Introduction and Hypothesis: Metabolic syndrome (MetS) is often associated with salt-sensitive hypertension. In genetic salt-sensitive hypertensive models, activation of the hypothalamic mineralocorticoid receptor (MR)-epithelial sodium channel (ENaC) pathway has been established as a major worsening factor. However, in MetS, contribution of the hypothalamic MR-ENaC pathway to salt-sensitive hypertension remains unknown. Therefore, we determined whether the hypothalamic MR-ENaC pathway activation leads to salt-sensitive hypertension in MetS. Methods and Results: Diet-induced obesity (DIO) was achieved in male C57BL/6 mice by feeding them a high-fat diet from 4 weeks of age. Mice fed a normal diet served as controls (CON). Mice at 12 weeks of age were given tap water with regular salt (RS) or 1% NaCl (high salt; HS) for 8 weeks. HS led to increased systolic blood pressure only in DIO-mice, and not in CON-mice (DIO-HS: 122±3 mmHg vs DIO-RS: 107±2 mmHg, CON-HS: 109±2 mmHg vs CON-RS: 105±1 mmHg, n=6/group, p<0.05). In DIO-mice, 24-h urinary norepinephrine excretion after salt loading was significantly higher than that before salt loading (244±18 ng/day vs 371±29 ng/day, n=6 in each, p<0.05). HS-induced hypertension was significantly prevented by intracerebroventricular infusion of the ENaC blocker benzamil (Ben), but not the MR blocker spironolactone (Spl; DIO-HS-Vehicle 122±1 mmHg, DIO-HS-Ben 108±1 mmHg, DIO-HS-Spl 119±1 mmHg, n=6 in each, p<0.05).
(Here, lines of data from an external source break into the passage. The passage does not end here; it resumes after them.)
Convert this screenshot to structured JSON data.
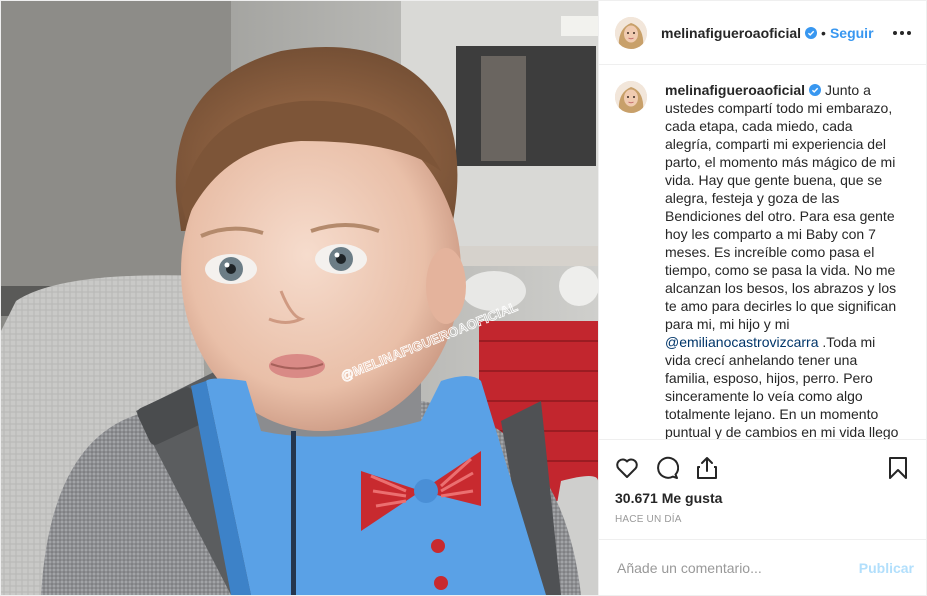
{
  "post": {
    "photo_watermark": "@MELINAFIGUEROAOFICIAL",
    "header": {
      "username": "melinafigueroaoficial",
      "separator": "•",
      "follow_label": "Seguir"
    },
    "caption": {
      "username": "melinafigueroaoficial",
      "text_part1": "Junto a ustedes compartí todo mi embarazo, cada etapa, cada miedo, cada alegría, comparti mi experiencia del parto, el momento más mágico de mi vida. Hay que gente buena, que se alegra, festeja y goza de las Bendiciones del otro. Para esa gente hoy les comparto a mi Baby con 7 meses. Es increíble como pasa el tiempo, como se pasa la vida. No me alcanzan los besos, los abrazos y los te amo para decirles lo que significan para mi, mi hijo y mi",
      "mention": "@emilianocastrovizcarra",
      "text_part2": " .Toda mi vida crecí anhelando tener una familia, esposo, hijos, perro. Pero sinceramente lo veía como algo totalmente lejano. En un momento puntual y de cambios en mi vida llego la Ola de bendiciones, sorpresas más"
    },
    "likes_text": "30.671 Me gusta",
    "time_text": "HACE UN DÍA",
    "comment_box": {
      "placeholder": "Añade un comentario...",
      "publish_label": "Publicar"
    },
    "icons": {
      "verified": "verified-badge-icon",
      "more": "more-options-icon",
      "like": "heart-icon",
      "comment": "comment-bubble-icon",
      "share": "share-icon",
      "save": "bookmark-icon"
    },
    "colors": {
      "link_blue": "#3897f0",
      "mention": "#003569",
      "publish_disabled": "#b2dffc",
      "border": "#efefef"
    }
  }
}
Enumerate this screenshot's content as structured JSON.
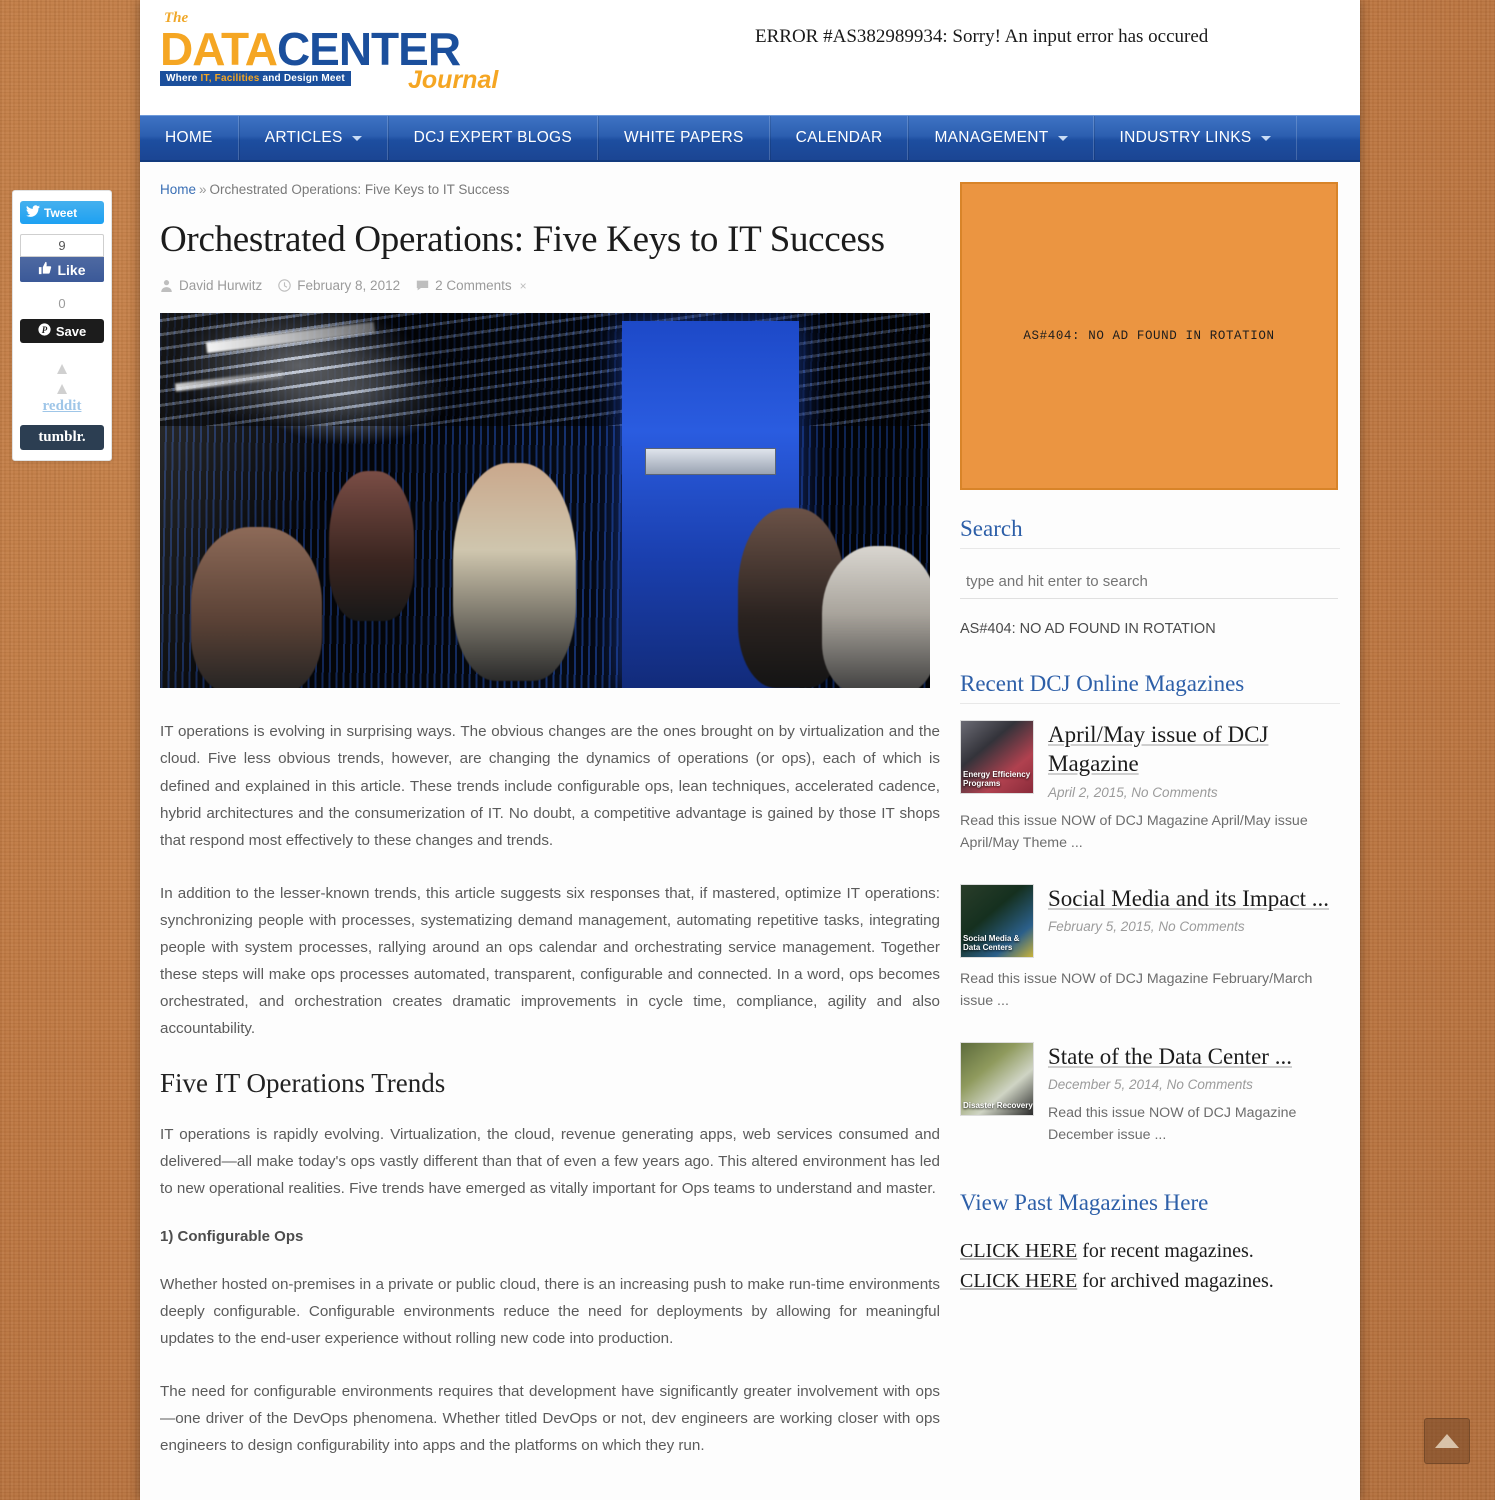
{
  "header": {
    "logo_the": "The",
    "logo_data": "DATA",
    "logo_center": "CENTER",
    "logo_tagline_pre": "Where ",
    "logo_tagline_hl": "IT, Facilities",
    "logo_tagline_post": " and Design Meet",
    "logo_journal": "Journal",
    "error_message": "ERROR #AS382989934: Sorry! An input error has occured"
  },
  "nav": {
    "items": [
      {
        "label": "HOME",
        "caret": false
      },
      {
        "label": "ARTICLES",
        "caret": true
      },
      {
        "label": "DCJ EXPERT BLOGS",
        "caret": false
      },
      {
        "label": "WHITE PAPERS",
        "caret": false
      },
      {
        "label": "CALENDAR",
        "caret": false
      },
      {
        "label": "MANAGEMENT",
        "caret": true
      },
      {
        "label": "INDUSTRY LINKS",
        "caret": true
      }
    ]
  },
  "breadcrumb": {
    "home": "Home",
    "separator": "»",
    "current": "Orchestrated Operations: Five Keys to IT Success"
  },
  "article": {
    "title": "Orchestrated Operations: Five Keys to IT Success",
    "author": "David Hurwitz",
    "date": "February 8, 2012",
    "comments": "2 Comments",
    "comments_close": "×",
    "paragraph_1": "IT operations is evolving in surprising ways. The obvious changes are the ones brought on by virtualization and the cloud. Five less obvious trends, however, are changing the dynamics of operations (or ops), each of which is defined and explained in this article. These trends include configurable ops, lean techniques, accelerated cadence, hybrid architectures and the consumerization of IT. No doubt, a competitive advantage is gained by those IT shops that respond most effectively to these changes and trends.",
    "paragraph_2": "In addition to the lesser-known trends, this article suggests six responses that, if mastered, optimize IT operations: synchronizing people with processes, systematizing demand management, automating repetitive tasks, integrating people with system processes, rallying around an ops calendar and orchestrating service management. Together these steps will make ops processes automated, transparent, configurable and connected. In a word, ops becomes orchestrated, and orchestration creates dramatic improvements in cycle time, compliance, agility and also accountability.",
    "section_heading": "Five IT Operations Trends",
    "paragraph_3": "IT operations is rapidly evolving. Virtualization, the cloud, revenue generating apps, web services consumed and delivered—all make today's ops vastly different than that of even a few years ago. This altered environment has led to new operational realities. Five trends have emerged as vitally important for Ops teams to understand and master.",
    "subheading_1": "1) Configurable Ops",
    "paragraph_4": "Whether hosted on-premises in a private or public cloud, there is an increasing push to make run-time environments deeply configurable. Configurable environments reduce the need for deployments by allowing for meaningful updates to the end-user experience without rolling new code into production.",
    "paragraph_5": "The need for configurable environments requires that development have significantly greater involvement with ops—one driver of the DevOps phenomena. Whether titled DevOps or not, dev engineers are working closer with ops engineers to design configurability into apps and the platforms on which they run."
  },
  "social": {
    "tweet_label": "Tweet",
    "facebook_count": "9",
    "facebook_label": "Like",
    "pinterest_count": "0",
    "pinterest_label": "Save",
    "reddit_label": "reddit",
    "tumblr_label": "tumblr."
  },
  "sidebar": {
    "ad_placeholder_text": "AS#404: NO AD FOUND IN ROTATION",
    "search_title": "Search",
    "search_placeholder": "type and hit enter to search",
    "search_value": "",
    "ad_text_line": "AS#404: NO AD FOUND IN ROTATION",
    "magazines_title": "Recent DCJ Online Magazines",
    "magazines": [
      {
        "title": "April/May issue of DCJ Magazine",
        "date": "April 2, 2015, No Comments",
        "excerpt": "Read this issue NOW of DCJ Magazine April/May issue April/May Theme ...",
        "thumb_caption": "Energy Efficiency Programs"
      },
      {
        "title": "Social Media and its Impact ...",
        "date": "February 5, 2015, No Comments",
        "excerpt": "Read this issue NOW of DCJ Magazine February/March issue    ...",
        "thumb_caption": "Social Media & Data Centers"
      },
      {
        "title": "State of the Data Center ...",
        "date": "December 5, 2014, No Comments",
        "excerpt": "Read this issue NOW of DCJ Magazine December issue      ...",
        "thumb_caption": "Disaster Recovery"
      }
    ],
    "past_title": "View Past Magazines Here",
    "past_line_1_link": "CLICK HERE",
    "past_line_1_rest": " for recent magazines.",
    "past_line_2_link": "CLICK HERE",
    "past_line_2_rest": " for archived magazines."
  },
  "colors": {
    "brand_blue": "#1b4f9c",
    "brand_orange": "#f5a623",
    "nav_blue": "#2c5fb0",
    "ad_orange": "#eb9541",
    "page_background": "#c27c44"
  }
}
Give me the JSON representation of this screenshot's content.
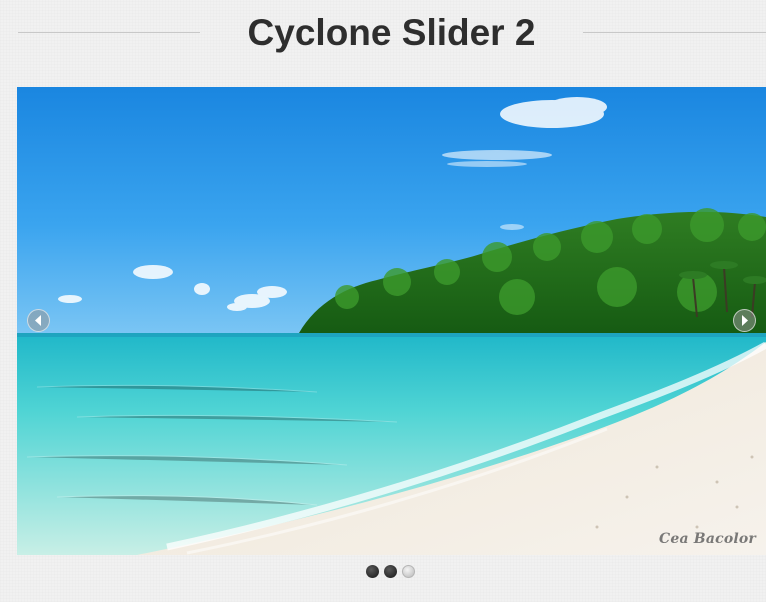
{
  "header": {
    "title": "Cyclone Slider 2"
  },
  "slider": {
    "prev_icon": "chevron-left-icon",
    "next_icon": "chevron-right-icon",
    "photo_credit": "Cea Bacolor",
    "slides_total": 3,
    "pager": [
      {
        "state": "dark"
      },
      {
        "state": "dark"
      },
      {
        "state": "light"
      }
    ]
  },
  "colors": {
    "background": "#f1f1f1",
    "title": "#2e2e2e",
    "pager_dark": "#2a2a2a",
    "pager_light": "#d0d0d0"
  }
}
Expression of hypothalamic serum and glucocorticoid-regulated kinase (SGK) 1, a marker of MR activity, did not differ between in CON-mice and DIO-mice. However, the SGK1 phosphorylation level was greater in DIO-mice than in CON-mice, suggesting MR-independent SGK1 activation. Water intake and urinary sodium excretion did not differ between in DIO-HS-Vehicle and DIO-HS-Ben. Interestingly, salt loading-induced plasma arginine vasopressin (AVP) secretion was significantly prevented in DIO-HS-Ben. Conclusions: These findings suggest that salt-induced hypertension in DIO-mice results from MR-independent hypothalamic SGK1-ENaC activation with systemic AVP secretion. Hypothalamic ENaC could be a novel therapeutic target in salt-induced hypertension of MetS.